Doğu ve Güneydoğu Anadolu bölgelerinde toplumun sürece ilişkin beklentilerinin de toplantıda ifade edildiğini belirten Taşgetiren, sözlerini şöyle sürdürdü:
"İlginç bir şekilde Öcalan ismi, doğuda ve batıda üzerinde odaklanan bir isim oluyor. Arkadaşlarımız doğu ve güneydoğuda toplumun belli bir kesiminin, Öcalan'ın statüsü, ev hapsi gibi konularda durumunun iyileştirilmesi noktasında talep ifade ettiğini belirtti. Batıda, Orta Anadolu'da, İç Anadolu'da ise 'Öcalan'ın serbest kalacağı ihtimali' belli kaygı boyutuyla ifade ediliyor. Ama Türkiye'nin hemen tamamında ortaya çıkan duygu yoğunlaşması, kanın durması, genç ölümlerinin evlere gelmemesi, bu noktada çekilmenin de başlamış olması ümitleri arttırıyor. 4 aydan beri cenaze gelmemesi çok pozitif bir algı olarak tespit edilmiş ve bu durum Sayın Başbakan'la görüşme ortamında ifade edildi.
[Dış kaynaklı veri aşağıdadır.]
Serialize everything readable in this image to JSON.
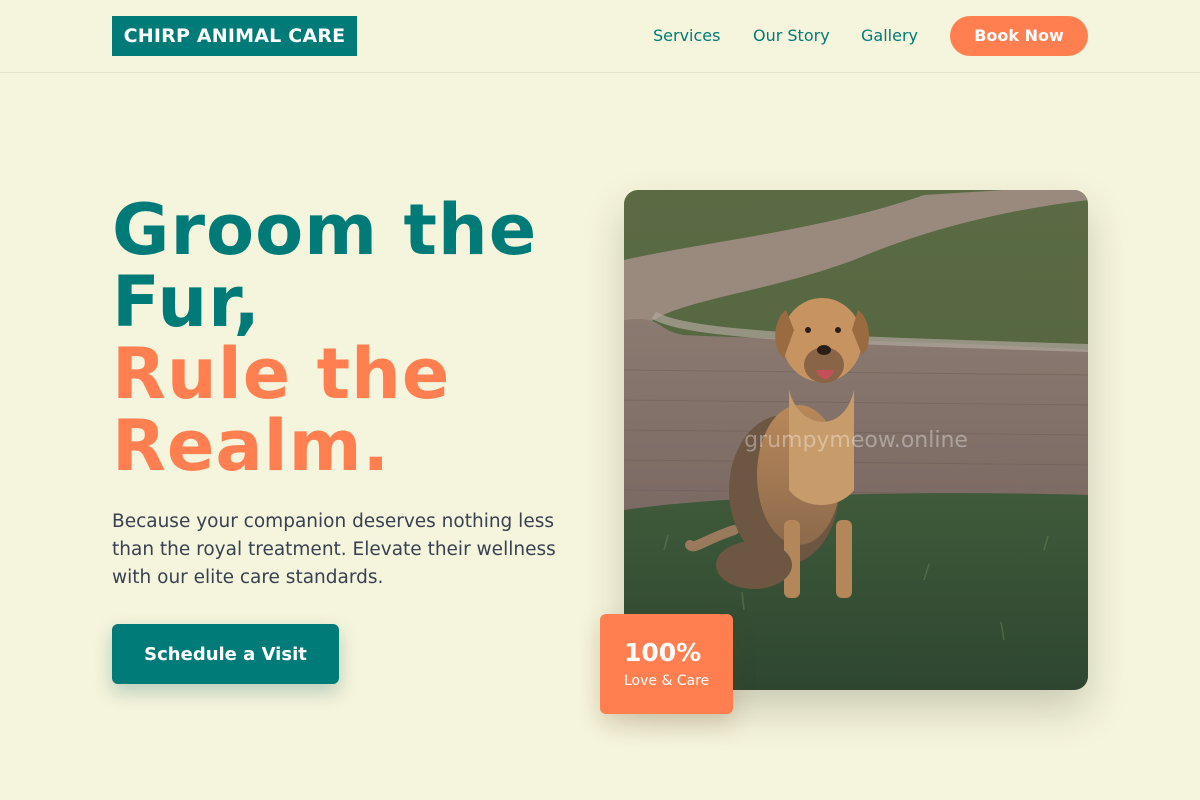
{
  "brand": {
    "logo_text": "CHIRP ANIMAL CARE"
  },
  "nav": {
    "items": [
      {
        "label": "Services"
      },
      {
        "label": "Our Story"
      },
      {
        "label": "Gallery"
      }
    ],
    "cta_label": "Book Now"
  },
  "hero": {
    "headline_line1": "Groom the",
    "headline_line2": "Fur,",
    "headline_line3": "Rule the",
    "headline_line4": "Realm.",
    "subtext": "Because your companion deserves nothing less than the royal treatment. Elevate their wellness with our elite care standards.",
    "cta_label": "Schedule a Visit"
  },
  "photo": {
    "subject": "dog sitting on grass near a brick path",
    "watermark": "grumpymeow.online"
  },
  "stat": {
    "value": "100%",
    "label": "Love & Care"
  },
  "colors": {
    "primary": "#007b78",
    "accent": "#ff7f50",
    "background": "#f5f4dc",
    "text": "#374151"
  }
}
Görüşmemiz bir rapor niteliğinde değildi, daha çok bir ayın, 36 günün izlenimi niteliğindeydi. Rapor 2 aylık çalışmanın sonunda ortaya çıkacak."
BAŞBAKAN TEPKİLERİ MERAK ETTİ
Taşgetiren, Başbakan Recep Tayyip Erdoğan'ın heyet üyelerini çok dikkatli bir şekilde dinlediğine dikkati çekerek, şunları söyledi:
"Başbakan, tepkilerin ne kadar toplumsal nitelik taşıdığı konusunda gözlemlerimizi öğrenmek istedi. Daha çok bu alanda sorular sordu. Doğu ve Güneydoğu'daki algılar önemle not edildi. Tepkilerin yansıması, talepler gibi konuları not aldı. Sayın Başbakan'ın çok geniş bir sorusu olmadı. Gerçekten çok ilgiyle dinledi. Akil İnsanlar heyetlerinin izlenimlerini gerçekten 6,5 saat süreyle hem ilgiyle izleyip hem not alması, bu konuya gösterdiği hassasiyet açısından beni çok etkiledi. Büyük önem veriliyor. Bu barış sürecine verilen önemin ifadesi. Bunları söylemek lazım."
"Başbakan Öcalan ile Kürt sorunun konuşulmadığını söyledi"
Heyet üyelerinin yaptıkları temaslarda anayasa konusunun konuşulduğunu ve toplantıda bu konunun değerlendirildiğini belirten Taşgetiren, sözlerini şöyle tamamladı:
"Vatandaşlar 'Anayasal açıdan bir söz verildi mi verilmedi mi?' gibi sorular yöneltiyordu. Bu konu Başbakan'a arz edildi. Sayın Başbakan, terör örgütü ve Öcalan ile Kürt sorununun konuşulmadığını, sadece silahlı yapının ülke dışına çıkması ve terör örgütünün silahları bırakması konusunun konuşulduğunu ifade etti. Anayasa hazırlıkları konusunda da mevcut durumu anlattıktan sonra benim izlenimim, Sayın Başbakan'ın sadece AK Parti, BDP ortaklığı tarzında algılanacak bir anayasa yapımı ve referandumu düşünmediği tarzında. Bunu kendi tabanı açısından çok kabul edilebilir görmediğini düşünüyorum ve bu algıyı önemsiyorum."